Ojalá las leyes pudiesen cambiar la realidad, como tanto se pregona. Ojalá la realidad fuese como ellas la suponen, mejor dicho, aunque antes de sentarse el parlamento a explicarnos por qué una ley es necesaria esa necesidad ni siquiera existiese. Ojalá todas las necesidades sólo fuesen invocadas así, con el único ánimo político de ser respondidas de inmediato. Y arreglar errores fuese tan sencillo como crearlos de esa forma tan aséptica, tan segura y tan científicamente controlada. Entonces todo sería posible y tendrían sentido tantas cosas… Uno podría abandonar el miedo al olvido, por ejemplo, y creería más que ninguno en estas leyes de memoria que se suceden con denuedo y se repiten, como si quisiesen fecundar nuestro recuerdo. Se acabaría la nostalgia y la culpa. Habríamos doblegado al pasado y con él a la tiranía absurda de este tiempo que se escapa. Sólo nos quedaría el progreso ilusionante y una fe absoluta y fértil en un futuro escrito de antemano.
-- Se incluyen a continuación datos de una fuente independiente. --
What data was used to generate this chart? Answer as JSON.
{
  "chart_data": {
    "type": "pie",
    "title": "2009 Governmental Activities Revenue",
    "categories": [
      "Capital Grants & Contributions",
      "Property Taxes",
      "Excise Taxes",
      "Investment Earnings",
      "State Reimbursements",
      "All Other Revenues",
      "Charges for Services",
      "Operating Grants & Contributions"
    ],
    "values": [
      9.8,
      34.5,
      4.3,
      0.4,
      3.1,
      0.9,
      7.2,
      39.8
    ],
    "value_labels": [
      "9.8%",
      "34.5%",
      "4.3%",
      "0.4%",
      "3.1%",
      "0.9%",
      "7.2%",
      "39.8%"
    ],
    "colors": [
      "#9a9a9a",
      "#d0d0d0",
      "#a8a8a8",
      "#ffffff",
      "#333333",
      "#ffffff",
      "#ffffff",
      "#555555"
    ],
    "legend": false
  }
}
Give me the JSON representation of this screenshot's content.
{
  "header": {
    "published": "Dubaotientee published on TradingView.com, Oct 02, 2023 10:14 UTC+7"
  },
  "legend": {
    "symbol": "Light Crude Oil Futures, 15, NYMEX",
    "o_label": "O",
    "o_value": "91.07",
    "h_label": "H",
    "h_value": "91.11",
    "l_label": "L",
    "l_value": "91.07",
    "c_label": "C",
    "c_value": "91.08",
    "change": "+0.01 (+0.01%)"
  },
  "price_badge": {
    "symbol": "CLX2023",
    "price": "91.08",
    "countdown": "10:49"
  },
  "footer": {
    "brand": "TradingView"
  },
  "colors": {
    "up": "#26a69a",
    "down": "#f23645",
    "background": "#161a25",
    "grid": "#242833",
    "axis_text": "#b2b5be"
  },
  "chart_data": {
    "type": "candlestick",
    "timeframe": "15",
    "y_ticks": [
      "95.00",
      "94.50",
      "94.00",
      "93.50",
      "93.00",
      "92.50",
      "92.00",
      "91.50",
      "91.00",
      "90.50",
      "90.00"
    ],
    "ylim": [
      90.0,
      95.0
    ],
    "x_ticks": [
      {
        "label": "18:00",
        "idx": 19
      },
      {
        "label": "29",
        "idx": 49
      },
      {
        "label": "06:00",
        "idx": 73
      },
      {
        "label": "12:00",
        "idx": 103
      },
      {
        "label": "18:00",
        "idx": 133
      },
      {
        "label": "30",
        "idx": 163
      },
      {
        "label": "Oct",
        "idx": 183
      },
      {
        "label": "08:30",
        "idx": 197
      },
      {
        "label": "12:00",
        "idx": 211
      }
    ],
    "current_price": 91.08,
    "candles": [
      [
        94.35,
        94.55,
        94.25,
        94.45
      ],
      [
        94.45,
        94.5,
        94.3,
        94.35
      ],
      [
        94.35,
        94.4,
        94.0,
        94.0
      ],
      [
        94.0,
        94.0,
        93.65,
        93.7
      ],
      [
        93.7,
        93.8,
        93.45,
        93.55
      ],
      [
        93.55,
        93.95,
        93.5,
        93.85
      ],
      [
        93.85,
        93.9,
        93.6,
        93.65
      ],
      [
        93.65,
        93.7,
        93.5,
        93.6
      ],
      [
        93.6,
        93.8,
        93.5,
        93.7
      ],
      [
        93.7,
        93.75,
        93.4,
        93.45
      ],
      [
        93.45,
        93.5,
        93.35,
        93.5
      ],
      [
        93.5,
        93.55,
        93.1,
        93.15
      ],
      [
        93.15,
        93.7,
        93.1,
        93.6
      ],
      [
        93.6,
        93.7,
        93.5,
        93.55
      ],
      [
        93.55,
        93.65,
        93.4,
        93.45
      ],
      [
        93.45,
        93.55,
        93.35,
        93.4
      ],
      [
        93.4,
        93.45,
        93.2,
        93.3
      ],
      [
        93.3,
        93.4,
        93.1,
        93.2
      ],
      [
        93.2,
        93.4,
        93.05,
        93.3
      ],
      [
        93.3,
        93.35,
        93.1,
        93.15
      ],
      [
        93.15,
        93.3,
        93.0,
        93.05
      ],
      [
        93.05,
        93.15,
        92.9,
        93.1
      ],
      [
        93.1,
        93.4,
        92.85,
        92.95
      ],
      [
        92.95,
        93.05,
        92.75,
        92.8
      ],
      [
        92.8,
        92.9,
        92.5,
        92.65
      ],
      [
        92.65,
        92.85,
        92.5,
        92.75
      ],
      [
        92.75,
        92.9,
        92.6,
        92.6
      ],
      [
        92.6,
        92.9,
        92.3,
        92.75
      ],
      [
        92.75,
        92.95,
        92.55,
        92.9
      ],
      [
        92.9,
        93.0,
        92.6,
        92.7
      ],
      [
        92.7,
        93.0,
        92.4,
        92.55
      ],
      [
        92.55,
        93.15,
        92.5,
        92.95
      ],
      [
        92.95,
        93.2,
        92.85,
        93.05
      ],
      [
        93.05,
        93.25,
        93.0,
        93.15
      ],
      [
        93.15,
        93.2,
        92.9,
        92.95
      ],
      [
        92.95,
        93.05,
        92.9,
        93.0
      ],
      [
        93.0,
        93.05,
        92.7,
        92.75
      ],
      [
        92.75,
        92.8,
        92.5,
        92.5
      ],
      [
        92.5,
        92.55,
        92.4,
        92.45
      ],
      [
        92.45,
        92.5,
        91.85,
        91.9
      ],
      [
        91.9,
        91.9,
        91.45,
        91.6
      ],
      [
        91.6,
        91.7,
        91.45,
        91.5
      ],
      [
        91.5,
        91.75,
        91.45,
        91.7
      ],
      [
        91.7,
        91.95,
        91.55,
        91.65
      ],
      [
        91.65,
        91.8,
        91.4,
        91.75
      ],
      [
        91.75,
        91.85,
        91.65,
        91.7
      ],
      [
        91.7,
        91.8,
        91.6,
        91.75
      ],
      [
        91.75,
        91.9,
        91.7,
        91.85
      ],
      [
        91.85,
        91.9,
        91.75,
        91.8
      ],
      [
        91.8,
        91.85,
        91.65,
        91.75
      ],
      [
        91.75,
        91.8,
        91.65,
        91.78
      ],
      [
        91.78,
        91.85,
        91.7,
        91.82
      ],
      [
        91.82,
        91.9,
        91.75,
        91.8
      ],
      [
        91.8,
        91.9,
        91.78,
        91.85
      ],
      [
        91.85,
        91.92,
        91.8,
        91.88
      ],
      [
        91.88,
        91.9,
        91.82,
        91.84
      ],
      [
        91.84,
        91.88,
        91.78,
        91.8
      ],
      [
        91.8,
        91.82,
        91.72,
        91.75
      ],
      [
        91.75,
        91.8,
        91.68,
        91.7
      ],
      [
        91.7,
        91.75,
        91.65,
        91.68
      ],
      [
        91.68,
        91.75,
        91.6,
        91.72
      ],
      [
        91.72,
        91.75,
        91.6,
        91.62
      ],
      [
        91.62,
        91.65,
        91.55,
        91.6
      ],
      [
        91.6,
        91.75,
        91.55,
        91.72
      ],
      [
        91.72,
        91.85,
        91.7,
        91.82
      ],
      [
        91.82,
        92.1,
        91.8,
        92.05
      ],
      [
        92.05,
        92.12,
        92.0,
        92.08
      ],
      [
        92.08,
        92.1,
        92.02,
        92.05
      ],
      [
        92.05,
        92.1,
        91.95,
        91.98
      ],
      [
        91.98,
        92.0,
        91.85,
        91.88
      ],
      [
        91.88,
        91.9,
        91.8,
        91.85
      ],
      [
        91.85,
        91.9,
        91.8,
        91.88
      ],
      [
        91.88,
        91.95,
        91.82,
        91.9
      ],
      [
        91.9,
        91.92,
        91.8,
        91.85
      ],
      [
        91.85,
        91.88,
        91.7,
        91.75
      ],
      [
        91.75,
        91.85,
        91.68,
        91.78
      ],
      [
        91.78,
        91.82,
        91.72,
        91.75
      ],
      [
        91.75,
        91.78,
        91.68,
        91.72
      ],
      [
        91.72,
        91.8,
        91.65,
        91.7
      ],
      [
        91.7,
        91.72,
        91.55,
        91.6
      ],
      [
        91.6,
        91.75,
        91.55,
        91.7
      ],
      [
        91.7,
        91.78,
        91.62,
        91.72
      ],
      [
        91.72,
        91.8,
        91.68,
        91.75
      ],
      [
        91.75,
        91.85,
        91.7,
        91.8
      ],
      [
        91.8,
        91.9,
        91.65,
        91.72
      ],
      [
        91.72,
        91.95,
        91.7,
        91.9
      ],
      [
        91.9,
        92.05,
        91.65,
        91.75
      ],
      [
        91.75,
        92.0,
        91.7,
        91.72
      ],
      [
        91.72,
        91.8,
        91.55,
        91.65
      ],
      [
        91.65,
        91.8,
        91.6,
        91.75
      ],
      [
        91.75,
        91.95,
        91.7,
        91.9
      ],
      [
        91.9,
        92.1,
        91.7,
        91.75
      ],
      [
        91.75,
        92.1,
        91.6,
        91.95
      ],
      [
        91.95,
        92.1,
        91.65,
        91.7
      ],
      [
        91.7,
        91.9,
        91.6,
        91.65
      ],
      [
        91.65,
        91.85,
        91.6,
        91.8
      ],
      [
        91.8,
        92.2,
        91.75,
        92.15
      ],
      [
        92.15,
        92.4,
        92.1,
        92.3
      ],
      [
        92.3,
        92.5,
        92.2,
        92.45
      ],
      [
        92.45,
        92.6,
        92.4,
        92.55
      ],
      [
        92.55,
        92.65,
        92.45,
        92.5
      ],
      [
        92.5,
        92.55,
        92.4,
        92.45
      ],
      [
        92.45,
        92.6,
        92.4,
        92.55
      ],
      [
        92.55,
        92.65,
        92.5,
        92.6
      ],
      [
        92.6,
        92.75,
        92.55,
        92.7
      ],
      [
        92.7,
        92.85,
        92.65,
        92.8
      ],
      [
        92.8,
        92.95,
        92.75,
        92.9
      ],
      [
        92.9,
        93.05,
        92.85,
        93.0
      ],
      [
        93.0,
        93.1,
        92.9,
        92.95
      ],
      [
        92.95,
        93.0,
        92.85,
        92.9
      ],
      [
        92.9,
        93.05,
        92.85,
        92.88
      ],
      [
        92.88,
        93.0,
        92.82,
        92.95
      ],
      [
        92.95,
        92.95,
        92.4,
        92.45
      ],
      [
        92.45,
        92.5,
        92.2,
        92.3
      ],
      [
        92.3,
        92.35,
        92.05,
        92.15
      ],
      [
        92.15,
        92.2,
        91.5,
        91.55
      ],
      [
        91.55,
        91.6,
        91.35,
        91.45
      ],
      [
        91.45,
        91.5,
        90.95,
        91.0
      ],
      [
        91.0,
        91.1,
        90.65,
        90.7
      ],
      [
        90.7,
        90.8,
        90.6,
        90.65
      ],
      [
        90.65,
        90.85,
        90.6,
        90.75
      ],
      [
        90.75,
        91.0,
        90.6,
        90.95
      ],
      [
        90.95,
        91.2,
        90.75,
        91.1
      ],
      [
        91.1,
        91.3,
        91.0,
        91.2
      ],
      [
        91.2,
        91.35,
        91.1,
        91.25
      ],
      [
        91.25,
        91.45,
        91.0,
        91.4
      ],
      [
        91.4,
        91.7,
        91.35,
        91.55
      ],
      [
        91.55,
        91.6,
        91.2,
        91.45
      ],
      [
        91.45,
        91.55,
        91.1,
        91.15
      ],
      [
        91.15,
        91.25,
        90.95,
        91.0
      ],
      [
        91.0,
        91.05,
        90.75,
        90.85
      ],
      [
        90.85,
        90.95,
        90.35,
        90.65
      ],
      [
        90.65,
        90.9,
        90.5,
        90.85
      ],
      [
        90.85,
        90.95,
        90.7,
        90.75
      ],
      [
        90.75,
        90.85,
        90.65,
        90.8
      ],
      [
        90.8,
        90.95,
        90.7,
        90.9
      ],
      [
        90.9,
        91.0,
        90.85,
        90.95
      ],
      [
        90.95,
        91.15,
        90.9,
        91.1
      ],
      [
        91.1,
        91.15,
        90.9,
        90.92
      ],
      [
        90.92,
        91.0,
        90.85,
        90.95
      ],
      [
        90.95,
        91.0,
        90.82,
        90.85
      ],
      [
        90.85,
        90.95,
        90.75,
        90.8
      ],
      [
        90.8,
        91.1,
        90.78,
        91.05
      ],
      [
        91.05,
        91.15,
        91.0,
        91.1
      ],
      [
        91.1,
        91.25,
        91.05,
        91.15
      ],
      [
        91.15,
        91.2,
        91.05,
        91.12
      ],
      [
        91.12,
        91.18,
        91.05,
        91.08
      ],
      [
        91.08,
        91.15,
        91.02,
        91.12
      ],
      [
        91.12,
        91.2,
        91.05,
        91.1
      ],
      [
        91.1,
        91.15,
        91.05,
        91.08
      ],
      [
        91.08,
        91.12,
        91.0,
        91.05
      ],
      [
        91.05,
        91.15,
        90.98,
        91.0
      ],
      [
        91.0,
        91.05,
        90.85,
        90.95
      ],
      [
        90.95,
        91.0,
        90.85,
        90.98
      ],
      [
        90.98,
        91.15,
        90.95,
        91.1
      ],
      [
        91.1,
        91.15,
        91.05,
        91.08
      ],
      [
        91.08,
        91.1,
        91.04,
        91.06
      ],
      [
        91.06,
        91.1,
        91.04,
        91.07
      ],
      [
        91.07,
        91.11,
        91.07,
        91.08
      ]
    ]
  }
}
Nuestro presidente podría decir que somos el segundo país con más desaparecidos después de Birmania y los camboyanos no se sentirían relegados. Asumirían su nueva posición en el falso ranking del victimismo histórico como si nunca hubiesen ostentado el primer puesto, y sólo bastaría una palabra de la izquierda española para reparar para siempre a todas las víctimas de la injusticia humana. Las reales y las inventadas. E incluso puede que también a las del bando comunista.
Pero la realidad no se amolda a nuestras leyes. Ni siquiera es bien descrita por ellas. Así que todo parece condenado a quedarse en nada y nada a tener remedio. Es difícil confiar en cualquier Gobierno, como para hacerlo en uno que legisla sobre la memoria dando muestras de padecer Alzheimer. No tiene demasiado sentido desmentir aquello de los desaparecidos españoles. Basta con haber entrado sin querer en cualquier colegio para saber que es falso. Lo que sí lo tiene es preguntarse dónde acaba la mentira: si en la gravedad del pasado que se pretende enmendar o en las medidas oportunas que se quieren emplear para lograrlo.
El gran problema de la memoria democrática socialista es que ni siquiera ha sabido maquillarse con un mínimo de credibilidad. Y así es difícil comprar aquello de que el principal objetivo del Gobierno es velar por todas esas víctimas que todavía siguen sin saber dónde están sus muertos. Más fácil es creer en el esfuerzo por manchar de ideología los planes educativos, y comprobar que un mentiroso es capaz de cualquier cosa con tal de perseverar en su mentira. Quién sabe, quizá con el tiempo suficiente la realidad no haya cambiado, pero sí el recuerdo que guardemos de ella. Y así, en un futuro escrito de antemano, España será una enorme fosa franquista y la izquierda su único remedio. Entonces no importará el lugar en el que estén los huesos. Se habrán convertido en polvo y nublarán nuestra memoria.